Textura: la variación de intensidad de la escala de grises en los píxeles digitalizados de la muestra se utiliza para determinar la textura del núcleo celular.
Concavidad: Se logra contando y clasificando las muescas o concavidades en el núcleo de una célula. Crean puntos no adyacentes en la serpiente y evalúan cuánto encaja el límite del núcleo real dentro de cada línea.
Puntos cóncavos: esta característica es comparable a Concavidad, pero solo cuenta el número de concavidades de contorno en lugar de su tamaño.
#install.packages("rpart.plot")
library(rpart.plot)
rpart.plot(arbol)
prp(arbol,extra=7, prefix="fraccion\n")
#install.packages("ggplot")
library("ggplot2")
library("tidyverse")
## ── Attaching packages ─────────────────────────────────────── tidyverse 1.3.2 ──
## ✔ tibble 3.1.8 ✔ dplyr 1.0.10
## ✔ tidyr 1.2.0 ✔ stringr 1.4.1
## ✔ readr 2.1.2 ✔ forcats 0.5.2
## ✔ purrr 0.3.4
## ── Conflicts ────────────────────────────────────────── tidyverse_conflicts() ──
## ✖ dplyr::filter() masks stats::filter()

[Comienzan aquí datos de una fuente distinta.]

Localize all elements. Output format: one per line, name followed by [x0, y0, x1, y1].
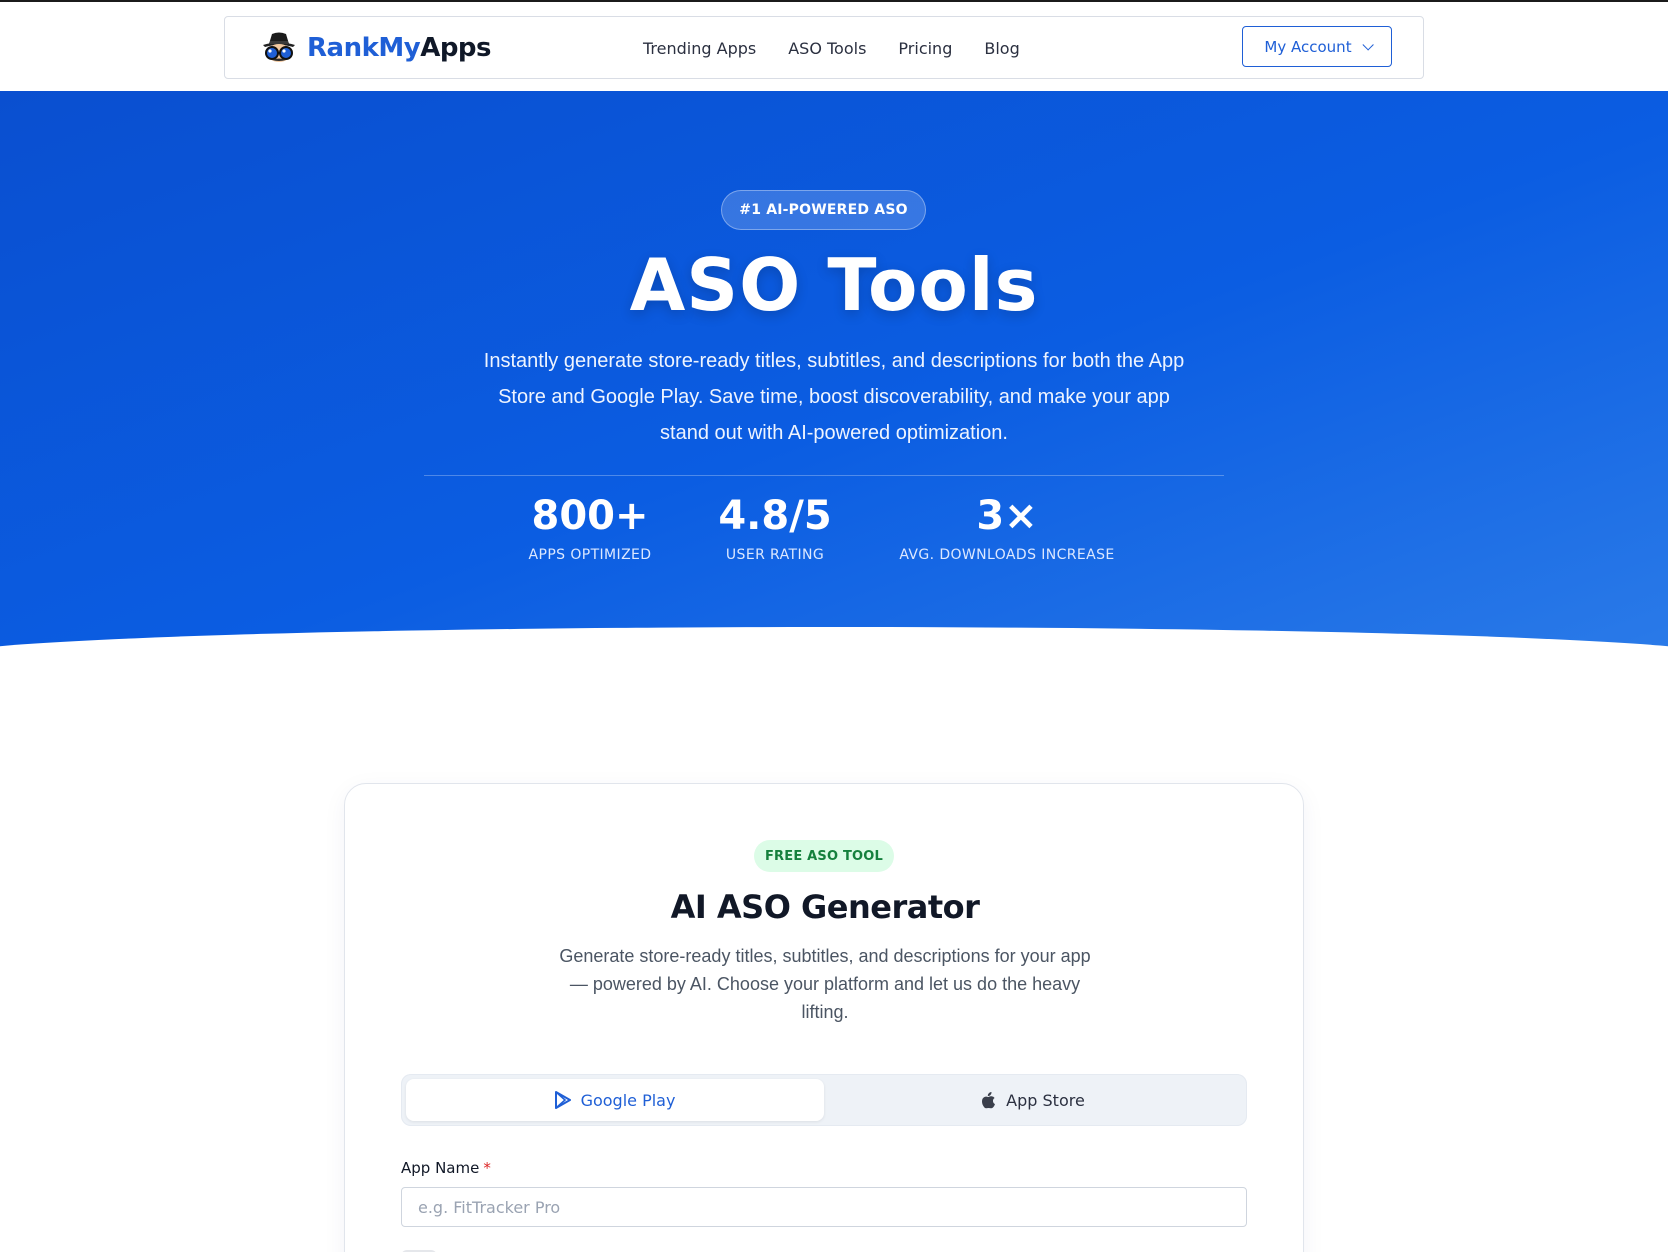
- hero-badge: #1 AI-POWERED ASO: [721, 190, 926, 230]
- tab-label: App Store: [1006, 1090, 1085, 1110]
- tab-google-play[interactable]: Google Play: [406, 1079, 824, 1121]
- stat-value: 3×: [976, 493, 1038, 539]
- required-mark: *: [483, 1159, 491, 1177]
- main-nav: Trending Apps ASO Tools Pricing Blog: [643, 17, 1020, 80]
- free-tool-pill: FREE ASO TOOL: [754, 840, 894, 872]
- app-name-label-text: App Name: [401, 1159, 480, 1177]
- google-play-icon: [554, 1091, 571, 1109]
- nav-aso-tools[interactable]: ASO Tools: [788, 39, 866, 58]
- nav-blog[interactable]: Blog: [984, 39, 1019, 58]
- nav-trending-apps[interactable]: Trending Apps: [643, 39, 756, 58]
- stat-label: USER RATING: [725, 547, 825, 563]
- hero-section: #1 AI-POWERED ASO ASO Tools Instantly ge…: [0, 91, 1668, 651]
- my-account-button[interactable]: My Account: [1242, 26, 1392, 67]
- hero-bottom-curve: [0, 627, 1668, 651]
- chevron-down-icon: [1362, 38, 1374, 51]
- logo-wordmark: RankMyApps: [307, 33, 492, 63]
- platform-tabs: Google Play App Store: [401, 1074, 1247, 1126]
- logo-apps: Apps: [420, 33, 492, 63]
- hero-title: ASO Tools: [629, 243, 1039, 327]
- hero-divider: [424, 475, 1224, 476]
- generator-subtitle: Generate store-ready titles, subtitles, …: [559, 946, 1091, 1022]
- stat-value: 800+: [531, 493, 649, 539]
- apple-icon: [982, 1092, 996, 1109]
- logo[interactable]: RankMyApps: [257, 29, 492, 67]
- app-name-input[interactable]: [401, 1187, 1247, 1227]
- top-header: RankMyApps Trending Apps ASO Tools Prici…: [0, 0, 1668, 91]
- stat-label: APPS OPTIMIZED: [528, 547, 652, 563]
- my-account-label: My Account: [1264, 37, 1352, 56]
- stat-value: 4.8/5: [718, 493, 832, 539]
- tab-app-store[interactable]: App Store: [824, 1079, 1242, 1121]
- stat-downloads-increase: 3× AVG. DOWNLOADS INCREASE: [882, 491, 1132, 563]
- logo-my: My: [378, 33, 421, 63]
- aso-generator-card: FREE ASO TOOL AI ASO Generator Generate …: [344, 783, 1304, 1252]
- generator-title: AI ASO Generator: [670, 888, 980, 926]
- spy-mascot-icon: [263, 32, 295, 62]
- nav-pricing[interactable]: Pricing: [898, 39, 952, 58]
- app-name-label: App Name *: [401, 1159, 491, 1177]
- hero-subtitle: Instantly generate store-ready titles, s…: [483, 350, 1185, 444]
- logo-rank: Rank: [307, 33, 379, 63]
- stat-user-rating: 4.8/5 USER RATING: [700, 491, 850, 563]
- stat-label: AVG. DOWNLOADS INCREASE: [899, 547, 1115, 563]
- tab-label: Google Play: [580, 1090, 676, 1110]
- stat-apps-optimized: 800+ APPS OPTIMIZED: [510, 491, 670, 563]
- navbar: RankMyApps Trending Apps ASO Tools Prici…: [224, 16, 1424, 79]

## ✖ dplyr::lag() masks stats::lag()
ggplot(data=base_de_datos, mapping = aes(radius_worst, concave.points_worst))+geom_point(aes(color=diagnosis ))+theme_bw()
Según el primer árbol hay 37 % de posibilidades de que una célula sea maligna y un 67 % de que sea buena si su peor radio es inferior a 17. Sin embargo, dentro de ese 67 % de radio bueno, también existe la posibilidad de que el peor punto de concavidad del núcleo celular es bueno, con una probabilidad del 59%; sin embargo, si este peor punto de concavidad es inferior a 0.14, existe un 8% de probabilidad de que el núcleo celular sea maligno. Finalmente, el 33% de probabilidad de que el radio sea maligno mostrará que al examinar su peor textura del núcleo celular, hay un 3% de probabilidad de que sea bueno si es menor de 26, pero un 33% de probabilidad de que sea maligno. si es mayor de 26. Se entiende que la probabilidad de que la célula sea buena frente a maligna es mayor. Mientras la célula se mantenga en un cierto margen de tamaño conforme a las carácterísticas que tiene que llevar, la probabilidad de voverse maligna será baja mientras que si va aumentando de tamaño con el tiempo, la probabilidad de que sea maligna se acercara más.